Banca saudável em tempos de crise
O estudo refere-se ao ano de 2016, considerado atípico para a economia nacional, devido a factores como fraco crescimento do Produto Interno Bruto (PIB – valor de toda a riqueza produzida no país) em 3,3%, em termos reais, elevada pressão inflacionária (subida do nível geral de preços, chegou aos 25.3% no fim do ano) e cambial (o dólar saltou dos cerca de 30 meticais em 2015 para perto de 80 meticais), desaceleração do Investimento Directo Estrangeiro, queda das Reservas Internacionais (fundos em moeda estrangeira que servem para honrar os compromissos externos, como pagamento de dívidas e realização de importações), instabilidade política, diminuição da produção agrícola resultante das mudanças climáticas, elevada volatilidade dos preços das commodities, suspensão dos desembolsos externos que afectaram as contas públicas e consequente revisão em baixa do rating soberano.

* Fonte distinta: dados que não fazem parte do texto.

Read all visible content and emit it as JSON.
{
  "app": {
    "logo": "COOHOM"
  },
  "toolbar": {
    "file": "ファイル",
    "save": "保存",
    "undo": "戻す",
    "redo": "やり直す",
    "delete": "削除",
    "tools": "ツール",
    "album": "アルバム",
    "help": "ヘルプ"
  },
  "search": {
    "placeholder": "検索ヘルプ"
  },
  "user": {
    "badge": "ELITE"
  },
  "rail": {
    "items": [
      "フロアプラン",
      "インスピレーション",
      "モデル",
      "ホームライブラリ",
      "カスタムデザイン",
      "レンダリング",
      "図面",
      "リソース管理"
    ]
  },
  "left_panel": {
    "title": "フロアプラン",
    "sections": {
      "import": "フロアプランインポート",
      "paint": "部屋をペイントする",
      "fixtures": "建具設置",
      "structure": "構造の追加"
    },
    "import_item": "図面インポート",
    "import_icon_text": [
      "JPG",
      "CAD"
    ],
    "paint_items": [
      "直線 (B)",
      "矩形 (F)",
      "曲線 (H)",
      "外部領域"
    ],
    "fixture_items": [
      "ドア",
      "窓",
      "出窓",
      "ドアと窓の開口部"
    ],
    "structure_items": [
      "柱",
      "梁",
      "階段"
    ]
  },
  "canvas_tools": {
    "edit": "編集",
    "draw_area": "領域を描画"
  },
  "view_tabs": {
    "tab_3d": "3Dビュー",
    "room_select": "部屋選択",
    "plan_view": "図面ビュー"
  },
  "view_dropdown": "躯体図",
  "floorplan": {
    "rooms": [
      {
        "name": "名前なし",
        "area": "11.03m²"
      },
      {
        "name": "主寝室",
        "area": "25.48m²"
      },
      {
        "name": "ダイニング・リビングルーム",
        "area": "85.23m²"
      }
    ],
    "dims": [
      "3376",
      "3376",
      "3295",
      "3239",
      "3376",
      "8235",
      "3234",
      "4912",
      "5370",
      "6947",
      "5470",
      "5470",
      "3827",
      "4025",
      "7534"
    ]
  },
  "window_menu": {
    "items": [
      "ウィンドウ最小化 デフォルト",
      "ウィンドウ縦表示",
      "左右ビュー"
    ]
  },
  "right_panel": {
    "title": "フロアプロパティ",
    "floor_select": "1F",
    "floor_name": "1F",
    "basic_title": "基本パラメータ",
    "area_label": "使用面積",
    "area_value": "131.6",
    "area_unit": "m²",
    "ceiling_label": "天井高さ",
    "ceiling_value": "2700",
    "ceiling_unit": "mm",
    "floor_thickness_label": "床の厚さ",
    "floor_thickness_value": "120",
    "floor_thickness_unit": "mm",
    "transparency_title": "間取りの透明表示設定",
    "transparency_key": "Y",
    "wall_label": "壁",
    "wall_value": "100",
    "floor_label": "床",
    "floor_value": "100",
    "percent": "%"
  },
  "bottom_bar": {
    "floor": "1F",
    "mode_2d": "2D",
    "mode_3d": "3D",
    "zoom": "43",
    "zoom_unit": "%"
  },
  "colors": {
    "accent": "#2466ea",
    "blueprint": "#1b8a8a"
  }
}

A combinação destes factores reflectiu-se na contracção da procura interna, abrandamento da actividade económica, elevação das taxas de juro no mercado, aumento do desemprego, incumprimento financeiro das famílias e das empresas, bem como dificuldades de acesso aos mercados financeiros internacionais. Em suma, prejudicou o ambiente de negócios, os indicadores de confiança e o clima económico nacional.

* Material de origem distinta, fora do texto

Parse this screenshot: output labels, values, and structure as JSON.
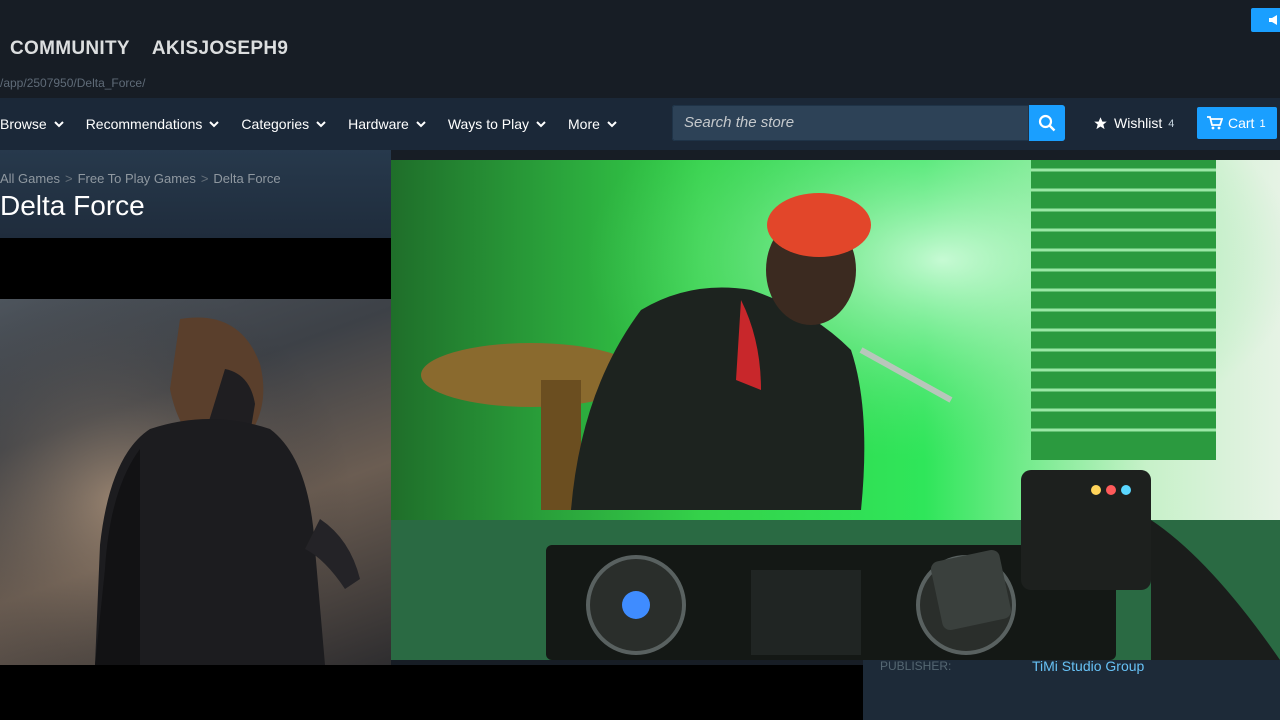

Apesar destes factores, os dados do estudo confirmam a boa performance de resultados face ao ano anterior, dentre os quais pode citar-se: (i) em 2016, o sector bancário foi o que mais cresceu (26%); (ii) a solvabilidade bancária manteve-se equilibrada (18% em 2016, contra 17% em 2015), estando acima do limite mínimo regulamentar exigido pelo Banco Central; (iii) o rácio de transformação (crédito/depósitos) manteve-se a níveis adequados (82% em 2016 face a 80% em 2015), reflectindo uma posição relativamente satisfatória em termos de liquidez, apesar dos riscos da conjuntura de mercado; (iv) os indicadores do sistema com maior relevância (activos totais, crédito e depósitos, resultados líquidos) registaram um crescimento mais lento, que reflecte a fraca dinâmica da actividade económica e quadro regulatório mais exigente.

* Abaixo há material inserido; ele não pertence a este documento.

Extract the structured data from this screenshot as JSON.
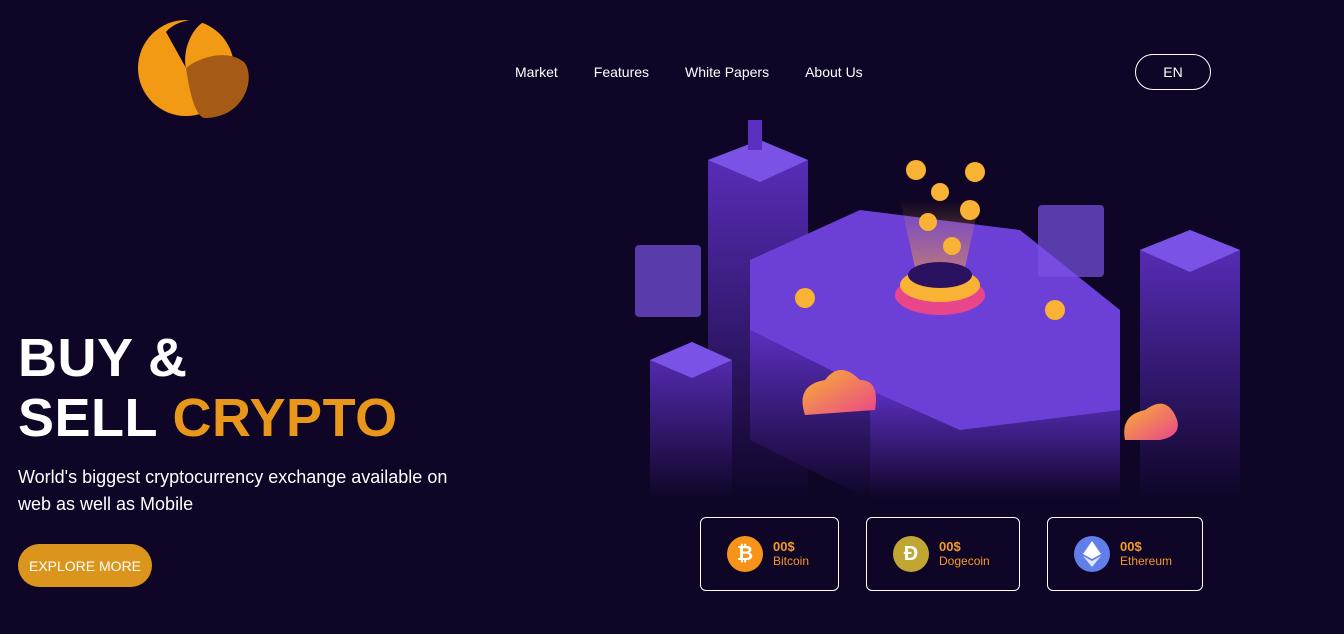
{
  "header": {
    "logo_icon": "crescent-logo-icon",
    "nav": [
      "Market",
      "Features",
      "White Papers",
      "About Us"
    ],
    "lang": "EN"
  },
  "hero": {
    "title_line1": "BUY &",
    "title_line2_white": "SELL ",
    "title_line2_accent": "CRYPTO",
    "subtitle": "World's biggest cryptocurrency exchange available on web as well as Mobile",
    "cta": "EXPLORE MORE"
  },
  "coins": [
    {
      "price": "00$",
      "name": "Bitcoin",
      "icon": "bitcoin-icon",
      "color": "#f7931a"
    },
    {
      "price": "00$",
      "name": "Dogecoin",
      "icon": "dogecoin-icon",
      "color": "#c2a633"
    },
    {
      "price": "00$",
      "name": "Ethereum",
      "icon": "ethereum-icon",
      "color": "#627eea"
    }
  ],
  "colors": {
    "background": "#0f0526",
    "accent": "#e8971a",
    "button": "#dc951c",
    "coin_text": "#f59a29",
    "purple": "#6c3fd6"
  }
}
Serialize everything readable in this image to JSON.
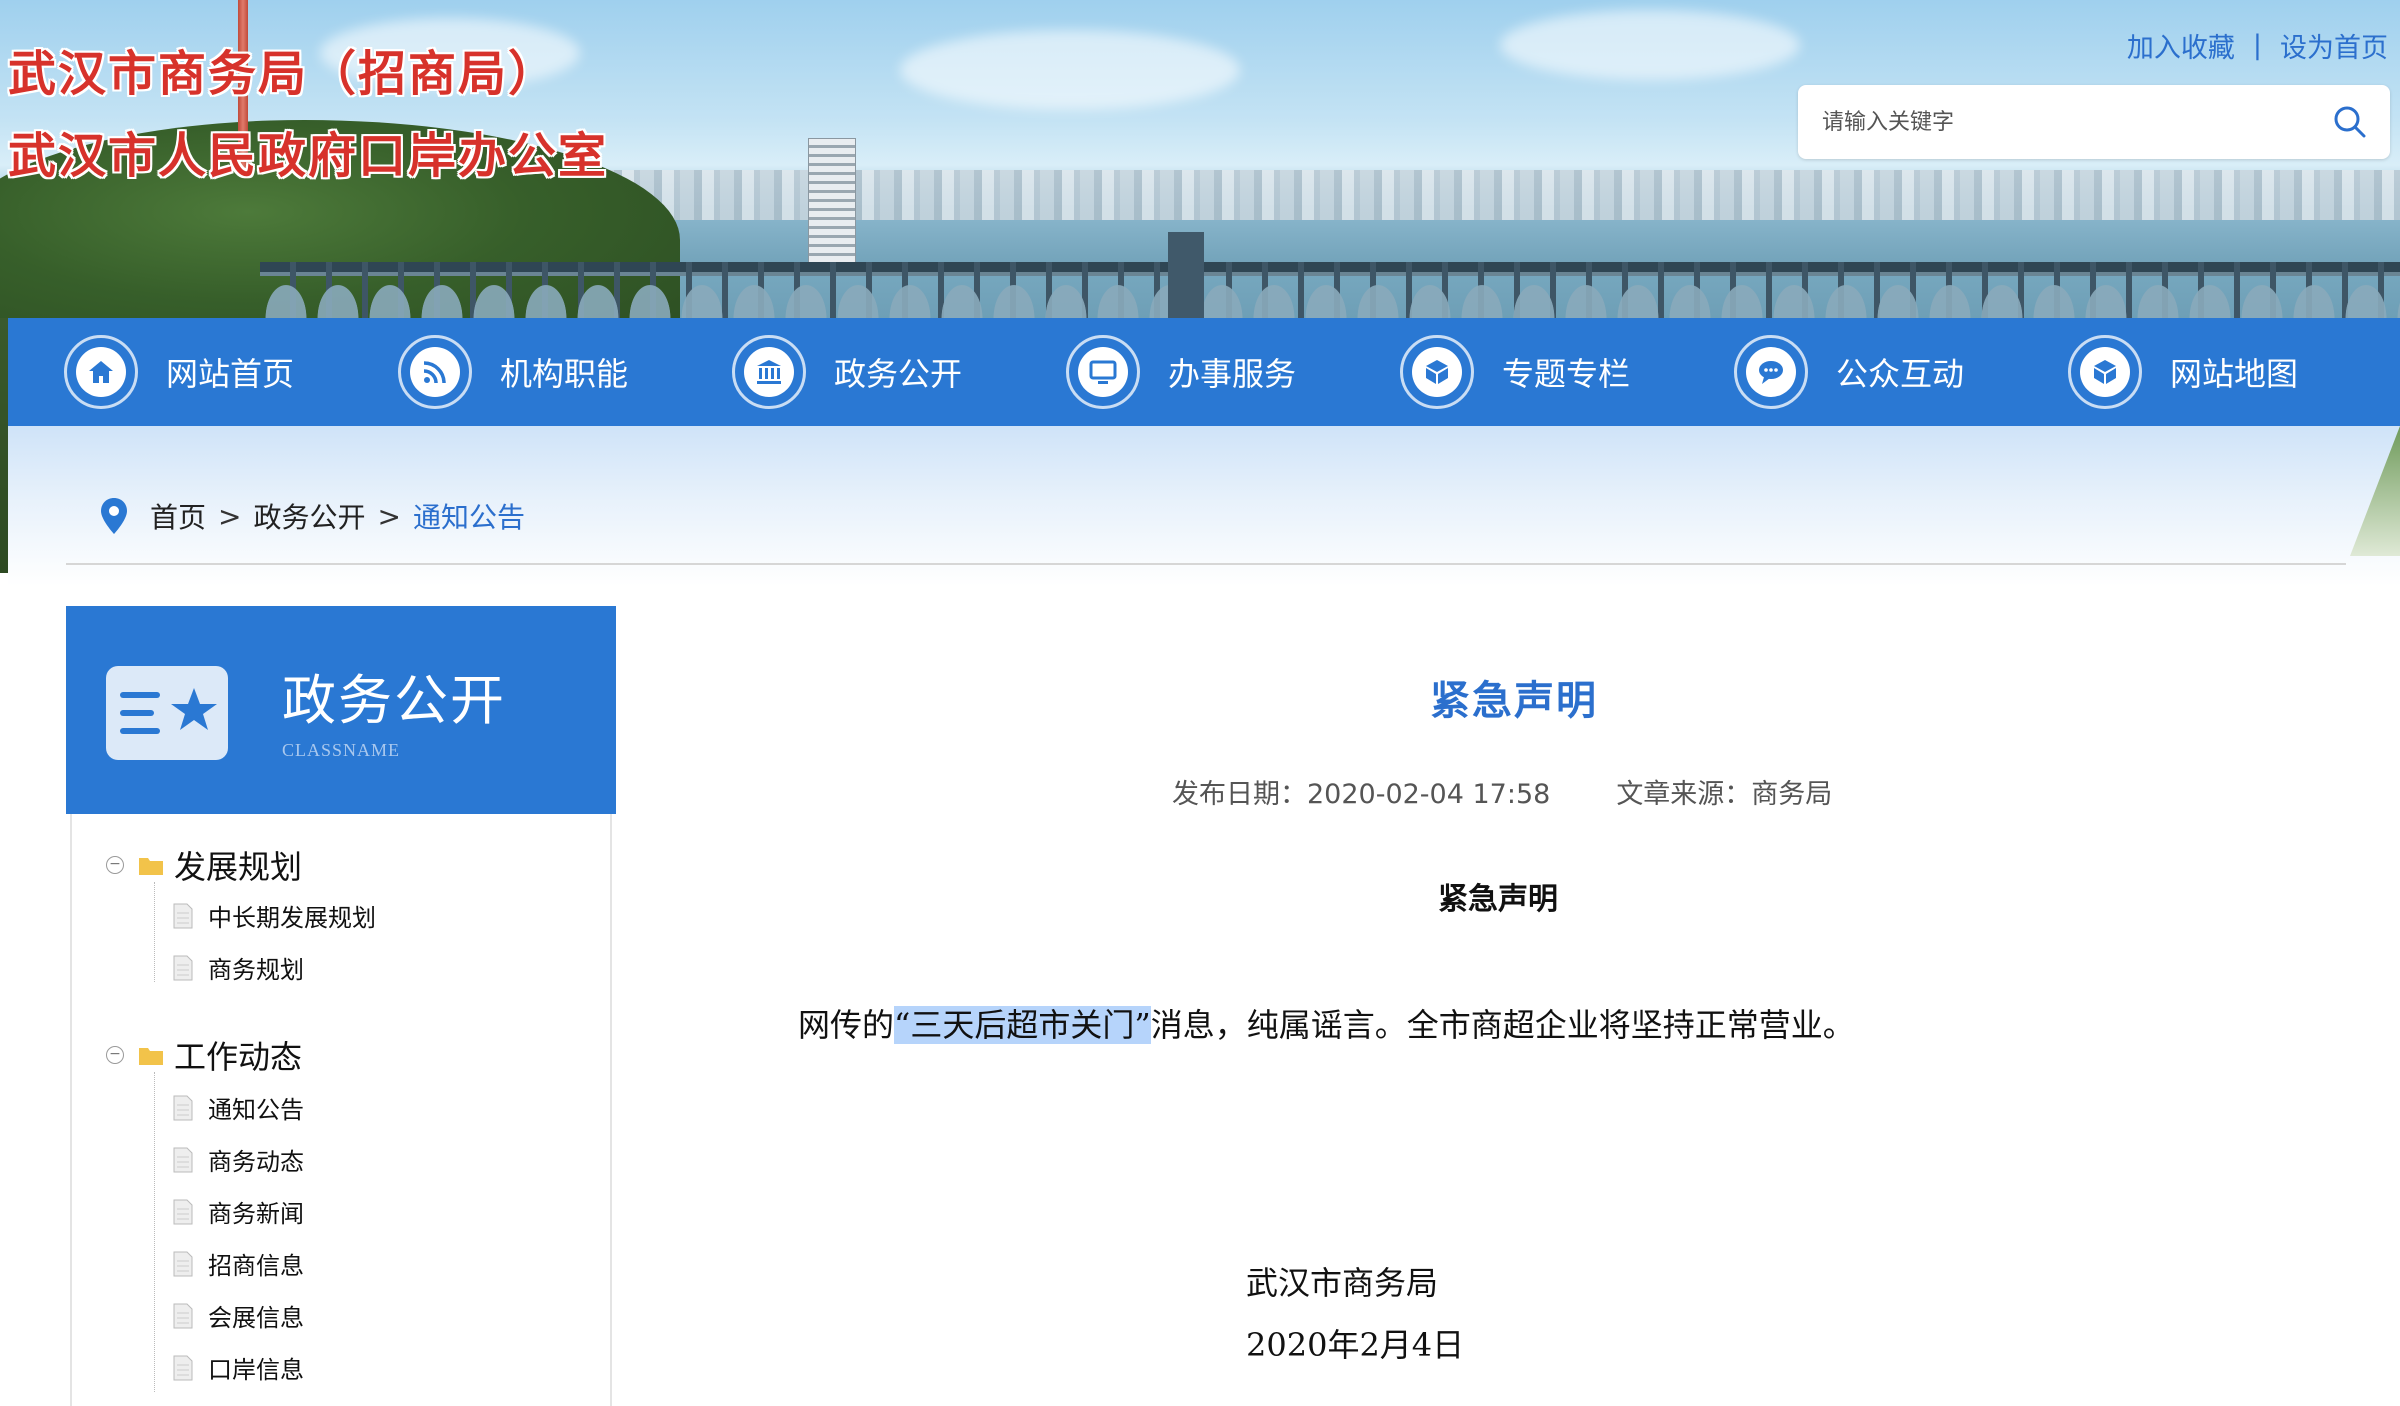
{
  "header": {
    "title_line1": "武汉市商务局（招商局）",
    "title_line2": "武汉市人民政府口岸办公室",
    "links": {
      "favorite": "加入收藏",
      "separator": "|",
      "homepage": "设为首页"
    },
    "search": {
      "placeholder": "请输入关键字"
    }
  },
  "nav": {
    "items": [
      {
        "label": "网站首页",
        "icon": "home-icon"
      },
      {
        "label": "机构职能",
        "icon": "rss-icon"
      },
      {
        "label": "政务公开",
        "icon": "bank-icon"
      },
      {
        "label": "办事服务",
        "icon": "monitor-icon"
      },
      {
        "label": "专题专栏",
        "icon": "cube-icon"
      },
      {
        "label": "公众互动",
        "icon": "chat-icon"
      },
      {
        "label": "网站地图",
        "icon": "box-icon"
      }
    ]
  },
  "breadcrumb": {
    "home": "首页",
    "sep": ">",
    "section": "政务公开",
    "current": "通知公告"
  },
  "sidebar": {
    "title": "政务公开",
    "subtitle": "CLASSNAME",
    "groups": [
      {
        "label": "发展规划",
        "items": [
          "中长期发展规划",
          "商务规划"
        ]
      },
      {
        "label": "工作动态",
        "items": [
          "通知公告",
          "商务动态",
          "商务新闻",
          "招商信息",
          "会展信息",
          "口岸信息"
        ]
      }
    ]
  },
  "article": {
    "title": "紧急声明",
    "date_label": "发布日期：2020-02-04 17:58",
    "source_label": "文章来源：商务局",
    "heading": "紧急声明",
    "body_before": "网传的",
    "body_highlight": "“三天后超市关门”",
    "body_after": "消息，纯属谣言。全市商超企业将坚持正常营业。",
    "signature": "武汉市商务局",
    "sign_date": "2020年2月4日"
  },
  "colors": {
    "brand_blue": "#2a78d3",
    "title_red": "#d7322b",
    "link_blue": "#2b6fcd",
    "highlight": "#b6d4fb"
  }
}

Um dos aspectos negativos é que o nível de crédito malparado em relação ao crédito total registou um aumento, passando de 4% em 2015, para 6% em 2016, verificando-se um agravamento do risco de crédito da carteira dos bancos.

A estrutura orgânica do sistema bancário foi alterada, passando de 18 para 19 instituições financeiras a operar no país, tendo o número de agências bancárias em funcionamento passado de 616 em 2015 para 637 em 2016, uma variação de 3%, facto que demonstra o importante contributo do sector na bancarização da economia. À semelhança das instituições financeiras, o parque de ATM aumentou de 1 556 em 2015 para 1 724 em 2016.

Na pesquisa apresentada esta semana, não foram considerados os dados de duas instituições, nomeadamente, Nosso Banco, já extinto pelo Banco de Moçambique, e Banco Moza, intervencionado quando apresentava indicadores de prudência abaixo dos limites adequados.